9/19/12

TBR Challenge Review: No Mercy by Lori Armstrong

Format: Mass market paperback
Pub Date: Dec 2010
Publisher: Pocket (Simon and Schuster)
Length: 379
FTC: picked up for free at RT 12

This month's theme is "something other than romance." And since I originally started the blog as a romance AND MYSTERY blog, I thought it was time to review a mystery. Most of my TBR pile is still in boxes from some room switching we did this spring, but I had my RT Convention books handy. And in that pile was No Mercy by Lori Armstrong.

I've read Lori Armstrong in her Lorelei James persona, but wasn't really sure what to expect of her writing as a mystery author. For starters, the styles are nothing at all alike. There are those authors whose books you would recognize regardless of who they are writing as or in whatever genre: Armstrong is not one of them. If I didn't *know* these were written by the same person, I'd never connect the two. Honestly? I prefer the James stories. And not just because they're filled with sexy cowboys and happily ever after.

The beginning of the book reads almost like a South Dakotan version of William Bartram's Travels. Paragraph after paragraph of plants, dirt, more plants, more dirt. I know it's meant to underscore the relationships between the characters and the land, but I was bored. I'm normally a fan of setting description, but this was pure info dump. I'd far rather have it interwoven throughout the text as relevant. Especially since this book is written in the first person, and we're supposed to follow along as the main character lists every plant that manages to grow on that ranch.  Russian olive, weeping willow, tallgrass, blue grama, prairie dropseed, fescue, lambsear, sagebrush...It's endless. And all shoved in before page 40.

Character development was a bit better, but there were still some problems. Specifically, the crap-ton of bad shit happening to both the main character and her sister in their childhoods. I had a really difficult time believing that a family would have so many violent accidents, especially in such a short period of time. It wasn't enough that Mercy witnessed her mother's death by a panicked thoroughbred. Her sister *also* had to accidentally kill her best friend while playing with a gun as a child. Add in a teenage pregnancy or two, a miscarriage and hysterectomy, and various other "bad stuff" all before the story even starts, and I just felt it was overdone. The "curse" of the Gundersons was too much for my suspension of disbelief.

Mercy, herself, is very unlikable.
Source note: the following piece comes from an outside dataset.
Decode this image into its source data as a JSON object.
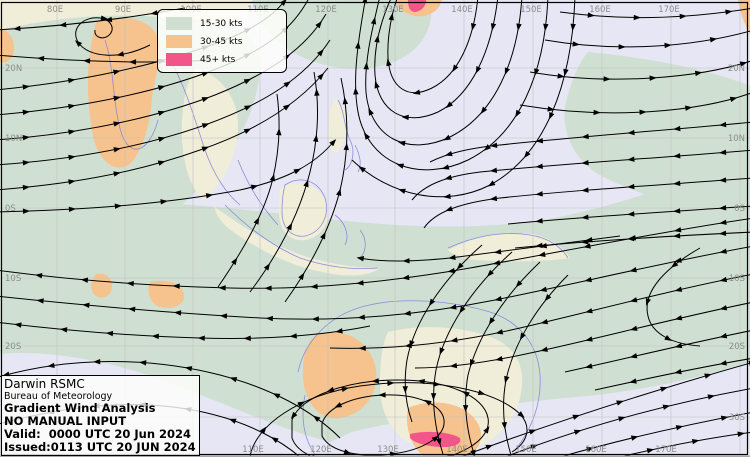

Which is fine, except for when I'm wincing at her liver-pickling alcohol intake or sheer obliviousness. My favorite parts of the story are when Mercy and Dawson, the Sheriff, interact. This is the only part of the book where I could catch glimpses of the storytelling I get from Lorelei James. Sexual tension, the importance of the physical as well as the verbal...Those few scenes are powerful in an otherwise bland story.

The whodunnit was fairly obvious, other than a small twist at the end that wasn't all that twisted. It could be I watch too many crime shows, but I just wasn't surprised at all by the guilty parties. And I like to be stumped.

Overall, this wasn't what I would consider a good "regional" mystery. It needed more finesse, a faster pace, and more twists and turns. I didn't hate it and would consider trying the next installment in the series, but it's not the quality of storytelling I know this author is capable of.

My Grade: C-

The Blurb:
The body of a teenage Indian boy found on land belonging to the Gunderson ranch is just the beginning. When a second teen is killed, the crime moves even closer to home for Mercy. The Iraq veteran is no stranger to death, but these murders are deeply personal, recalling all too clearly a childhood marred by violence and tragedy. The local sheriff seems strangely apathetic, so Mercy throws herself into an investigation that is driven by a desire for justice . . . and retribution. But as she digs up the truth behind the shocking crimes, she uncovers dark and dangerous secrets involving those she loves. Now she must race to stop a killer before everything she’s fought for is destroyed forever.